If video generation tools price far above user psychological expectations (e.g., users expect a single generation cost below $0.1, while actual costs range from $0.5–$1), payment conversion will suffer.

If pricing is too low, computing costs will erode gross margins, with scaling deepening losses.

The solution depends on three variables: First, whether model efficiency optimizations can reduce single-generation costs below $0.1; second, whether ARPU (average revenue per user) from professional creators and enterprise clients can Continuously improving to cover costs ; third, whether computing hardware prices continue to decline.

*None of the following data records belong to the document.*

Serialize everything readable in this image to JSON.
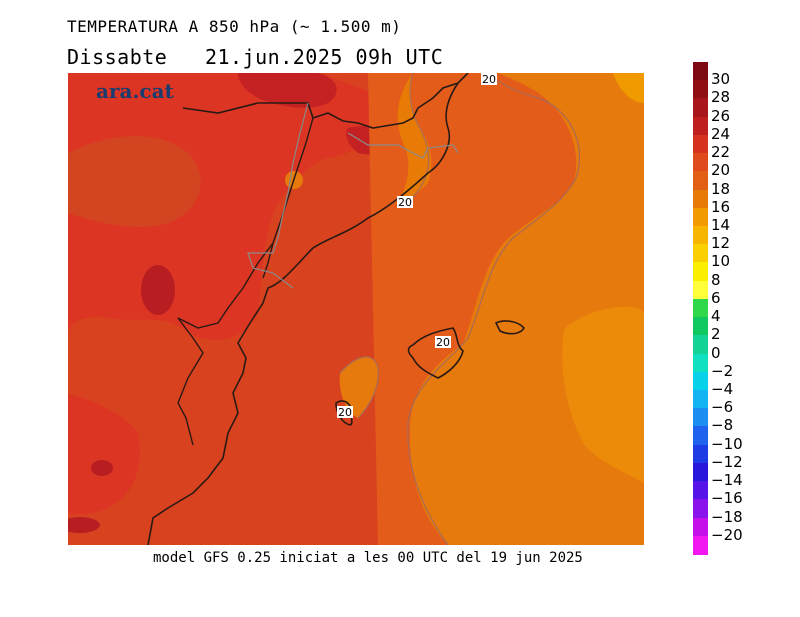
{
  "header": {
    "title": "TEMPERATURA A 850 hPa (~ 1.500 m)",
    "subtitle": "Dissabte   21.jun.2025 09h UTC"
  },
  "map": {
    "watermark": "ara.cat",
    "contour_labels": [
      "20",
      "20",
      "20",
      "20"
    ]
  },
  "footer": {
    "text": "model GFS 0.25 iniciat a les 00 UTC del 19 jun 2025"
  },
  "legend": {
    "labels": [
      "30",
      "28",
      "26",
      "24",
      "22",
      "20",
      "18",
      "16",
      "14",
      "12",
      "10",
      "8",
      "6",
      "4",
      "2",
      "0",
      "−2",
      "−4",
      "−6",
      "−8",
      "−10",
      "−12",
      "−14",
      "−16",
      "−18",
      "−20"
    ],
    "colors": [
      "#7d0a12",
      "#8f0f14",
      "#a8151a",
      "#bf1f1f",
      "#d7321f",
      "#e04b1e",
      "#e26016",
      "#e87b06",
      "#f29a00",
      "#f7b500",
      "#fbd000",
      "#fbee00",
      "#ffff3a",
      "#2ed84a",
      "#10c860",
      "#12d296",
      "#0ee0c0",
      "#08d2ea",
      "#12b4f2",
      "#1c8ef2",
      "#1e62ee",
      "#1e3ce6",
      "#2818dc",
      "#5614e8",
      "#8a12ec",
      "#c610ec",
      "#f216f0"
    ]
  },
  "colors": {
    "temp_20_22": "#d9421f",
    "temp_22_24": "#dc3523",
    "temp_24_26": "#c42222",
    "temp_18_20": "#e45c1a",
    "temp_16_18": "#e67a0c"
  }
}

Leading securities firm research reports generally estimate that if inference chip costs drop 40% annually and model compression technologies keep iterating, video generation unit costs could decline by approximately 60% over the next 18–24 months.

However, all three paths currently carry significant uncertainty.

OpenAI's shutdown of Sora has demonstrated that video generation projects relying solely on technological breakthroughs without viable commercialization logic struggle to succeed.

OpenAI's Sora Service Termination Notice

Leveraging Kuaishou's content ecosystem and commercialization team, Kling holds inherent advantages in customer acquisition, conversion, and retention. However, whether this "short-video DNA transplantation" logic can persist post-independence remains to be validated.

Notably, if Kling ultimately succeeds in an independent listing, it will chart a viable path for China's internet industry to capitalize high-quality AI assets from tech giants independently.

Coincidentally, competitors are making similar preparations: ByteDance's Doubao has completed institutional groundwork through an independent equity incentive plan, Alibaba has organized for independence via the Token Foundry Division's establishment, and Baidu's Kunlunxin has entered Tutoring stage for the STAR Market...

Yet the true test lies not in how high pre-money valuations climb, but whether sustained market pricing logic aligns with companies' actual operating performance post-funding rounds and listing.

After all, as "Klings" embark on independent financing, the market will no longer ask only about ARR growth—it will relentlessly pursue a harder question: When will they turn a profit?